In District 26, Amit Singh Bagga is on the second spot with 17.7 percent. In the 18th District Democratic primary, Bangladeshi American Mohammed Majumder is in the fourth spot with 1,207 or 11.7 percent votes, and Pakistani American Mirza Rashid is way behind with 597 or 5.8 percent votes.
While there is a strong chance of a few South Asian candidates making it to the city council in November, some like Moumita Ahmed from District 24 have conceded. On June 23, Ahmed, hailed as a “brave socialist” by mayoral candidate and frontrunner Maya Wiley, was quite behind James Gennaro, who is poised to win the Democratic primary from that district. “We’re proud of the progress we made to engage working-class people in our communities to stand up to billionaire developers,” Ahmed wrote on her Facebook post. “We concede, for this moment, for this race. But the movement for housing justice continues, and we’ll be at the frontlines to fight FOR US.” Mujib Rahman, the conservative Democratic candidate from the district, ran uncontested and advanced to November.
It’s still too soon to declare an official winner in most of the races, given that absentee and affidavit ballots need to be counted and ranked-choice votes need to be tabulated. The city is using ranked-choice voting for the first time — a practice which, coupled with an extended deadline for the return of absentee ballots, means it could take weeks before the outcome is known.
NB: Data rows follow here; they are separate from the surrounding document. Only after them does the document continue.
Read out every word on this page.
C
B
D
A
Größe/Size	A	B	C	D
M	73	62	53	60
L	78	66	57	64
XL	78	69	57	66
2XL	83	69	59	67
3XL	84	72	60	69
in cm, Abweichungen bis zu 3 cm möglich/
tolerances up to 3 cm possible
New York is seen as one of the left’s strongholds but there hasn’t been a whole lot to celebrate for progressives in the preliminary mayoral results.
It looks like a rough road ahead for Reshma Patel, candidate for New York City comptroller. Polling data as of June 23 shows Patel at the seventh spot in the crowded field of 10 democratic candidates vying to replace Scott Stringer, who is not doing well in his bid for the city’s mayor since sexual misconduct allegations against him began to surface.
For the race of public advocate, physician Devi Nampiaparampil, a Republican, ran uncontested. An associate professor at NYU Grossman School of Medicine, Nampiaparampil will face Jumaane Williams, who has served as the city’s public advocate since winning a special election in 2019, and Anthony Herbert, who will appear on the Conservative Party and Independent ballot lines, in November.“Congratulations, @CurtisSliwa and @NancySliwaEsq!!! I am looking forward to working with you on solving this city’s problems,” Nampiaparampil tweeted after the June 20 primary. Curtis Silwa, the founder of Guardian Angels, won the Republican primary for mayor by defeating businessman Fernando Mateo. Ranked-choice voting wasn’t a factor because there were only two candidates in the race. Nancy Silwa is the Republican candidate for the city council seat from District 6. She ran contested in the Republican primary and has advanced to the Nov. 2 elections.
However, the most-watched race of them all is that of the city’s mayor. Brooklyn Borough President and former police officer Eric Adams as a sizable lead with roughly 32 percent of the vote as of June 23. Civil rights lawyer Maya Wiley almost 10 percentage points behind him and former sanitation commissioner Kathryn Garcia a close third. Former presidential candidate Andrew Yang dropped out. But Adams must survive 12 more rounds of counting to win in the ranked-choice voting system. Republicans nominated Curtis Sliwa, founder of the Guardian Angels, over restaurateur Fernando Mateo. The winner of the Democratic primary will be the odds-on favorite to succeed outgoing Mayor Bill de Blasio (D), reported The Hill.